The University of Michigan and Ann Arbor Police Department are offering some clarity as to their plans to manage off-campus student behavior this fall. 

Four canvassing teams of two to three people — made up of students, staff, faculty, volunteers and community engagement officers from the Division of Public Safety and Security and AAPD — will walk across campus and near-campus neighborhoods seven days a week from noon to midnight. They will rove daily from Aug. 20 to Aug. 30, according to an AAPD release.  

After Aug. 30, ambassadors will work Thursday to Saturday for the rest of the semester. The teams will “serve as a visible presence and reminder to students and other community members of the need to follow public health guidance.” 

Off-campus students can opt-in to an address registry at the end of the COVID-19 module sent out earlier this week. An optional Google Form asks students for their full name, current Ann Arbor area address and phone number. 

The AAPD release instructs community members to call a hotline at 734-647-3000 to “report non-emergency issues in off-campus student housing areas.” Ambassadors will reach out via text or phone to addresses reported on the hotline.

If the address is not registered, ambassadors will go to the site “in hopes that their presence may encourage concerning behaviors to cease,” Dean of Students Laura Blake Jones told the Ann Arbor City Council Monday. 

Jones said the hotline is a way to avoid law enforcement involvement initially. However, the line will go directly to DPSS after ambassador shifts end at midnight. She noted that ambassadors will not be asked to put themselves at risk by confronting large parties. 

Ambassadors will wear maize and blue t-shirts with “Michigan Ambassador” on the front and “Taking care of Maize & Blue” on the back. Student ambassadors will be paid $11 an hour, per an email from Jones to the Campus Climate Advisory Council. 

University President Mark Schlissel and other University officials emphasized that the program is designed for peer-to-peer accountability in an attempt to reduce the need for law enforcement. 

“It’s not really an extension of the police or something…,” Schlissel said in an interview with The Daily last week. “So you’ll undoubtedly forget on some occasions to pull your mask over your face as you walk from some part that’s off campus onto campus, or as you rush out of your apartment or a student rushes out of their dorm room. So, these are people that are just going to remind you, and we’re hoping that a lot of enforcement really comes from changing norms.”

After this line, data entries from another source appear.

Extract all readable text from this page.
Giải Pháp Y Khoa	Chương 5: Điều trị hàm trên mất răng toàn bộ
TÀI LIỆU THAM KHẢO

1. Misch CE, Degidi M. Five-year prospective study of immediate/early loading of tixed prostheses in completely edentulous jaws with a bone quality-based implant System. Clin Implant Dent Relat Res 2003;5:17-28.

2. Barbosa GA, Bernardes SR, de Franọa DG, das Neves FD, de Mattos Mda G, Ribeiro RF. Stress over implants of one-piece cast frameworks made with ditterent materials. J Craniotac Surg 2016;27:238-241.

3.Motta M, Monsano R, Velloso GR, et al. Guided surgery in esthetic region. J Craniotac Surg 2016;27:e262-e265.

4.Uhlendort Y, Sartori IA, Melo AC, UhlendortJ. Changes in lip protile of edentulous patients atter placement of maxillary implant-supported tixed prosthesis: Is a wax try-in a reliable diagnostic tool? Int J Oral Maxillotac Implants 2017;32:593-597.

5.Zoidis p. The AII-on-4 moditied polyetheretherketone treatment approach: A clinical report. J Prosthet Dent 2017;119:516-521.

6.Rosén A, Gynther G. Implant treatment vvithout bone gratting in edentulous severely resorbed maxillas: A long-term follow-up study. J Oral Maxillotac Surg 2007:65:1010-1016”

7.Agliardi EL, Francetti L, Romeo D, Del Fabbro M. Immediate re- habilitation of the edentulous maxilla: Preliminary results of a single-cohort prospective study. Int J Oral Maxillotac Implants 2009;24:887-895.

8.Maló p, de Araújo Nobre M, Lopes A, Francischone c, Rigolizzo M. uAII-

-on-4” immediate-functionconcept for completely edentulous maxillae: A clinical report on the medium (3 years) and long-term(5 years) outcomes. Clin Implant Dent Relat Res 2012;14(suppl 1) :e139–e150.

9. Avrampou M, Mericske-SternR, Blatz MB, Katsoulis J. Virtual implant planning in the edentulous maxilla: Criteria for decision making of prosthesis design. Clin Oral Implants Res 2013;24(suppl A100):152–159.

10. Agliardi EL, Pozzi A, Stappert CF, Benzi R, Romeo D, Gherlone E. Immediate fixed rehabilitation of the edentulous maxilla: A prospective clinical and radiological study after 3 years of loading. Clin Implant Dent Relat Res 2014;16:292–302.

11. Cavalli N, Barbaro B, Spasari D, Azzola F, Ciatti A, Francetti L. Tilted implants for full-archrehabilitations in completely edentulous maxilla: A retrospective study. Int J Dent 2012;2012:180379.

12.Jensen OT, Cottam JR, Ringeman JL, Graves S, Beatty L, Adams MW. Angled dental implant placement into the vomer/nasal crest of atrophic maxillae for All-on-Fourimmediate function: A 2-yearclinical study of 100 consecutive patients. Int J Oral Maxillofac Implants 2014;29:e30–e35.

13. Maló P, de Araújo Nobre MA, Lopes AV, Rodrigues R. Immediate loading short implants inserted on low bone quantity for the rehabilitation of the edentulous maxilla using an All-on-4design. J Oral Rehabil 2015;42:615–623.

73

People across the country protested police brutality this summer as protestors demanded justice following the murder of George Floyd at the hands of the Minneapolis Police Department. In Washtenaw County, protestors also spoke out after a video emerged showing a county deputy punched Ypsilanti resident Sha’Teina Grady El in the head multiple times. Throughout June, waves of protests swept Southeast Michigan as tens of thousands of residents came to support the Black Lives Matter and anti-police brutality movements. 

After Jones’s presentation at City Council, Councilmember Ali Ramlawi. D-Ward 5, expressed concerns with the enforcement aspect of the program.

“To me it’s all carrot and no stick, and I’m not very comfortable with a policy that just doesn’t have any consequences,” Ramlawi said. “It’s thought out on the education side and that’s what the University does well, obviously, and I’m a little uncomfortable without any repercussions for failing the social contract.”

Schlissel told The Daily students can face disciplinary proceedings for violating public health guidance, but said he hoped “it doesn’t (happen) very often.”

“Students who fail to come into compliance when they’re partying in town after multiple admonitions and many different tiered levels of reminders ultimately will be brought into the student code pathway or receive a citation that will be very expensive to them,” Schlissel said. “But that’s the last resort.”

Many universities across the country have taken much stricter measures to control risky student behavior. Tulane University threatened partygoers with suspension or expulsion. Albion College, a small liberal arts school about 50 miles west of the University of Michigan, will use a tracking app on students’ phones to make sure no one leaves campus for the entire semester — with suspension as penalty. 

As of Wednesday, August 19, Washtenaw County has restricted outdoor gatherings to 25 people or fewer in the Ann Arbor and Ypsilanti area.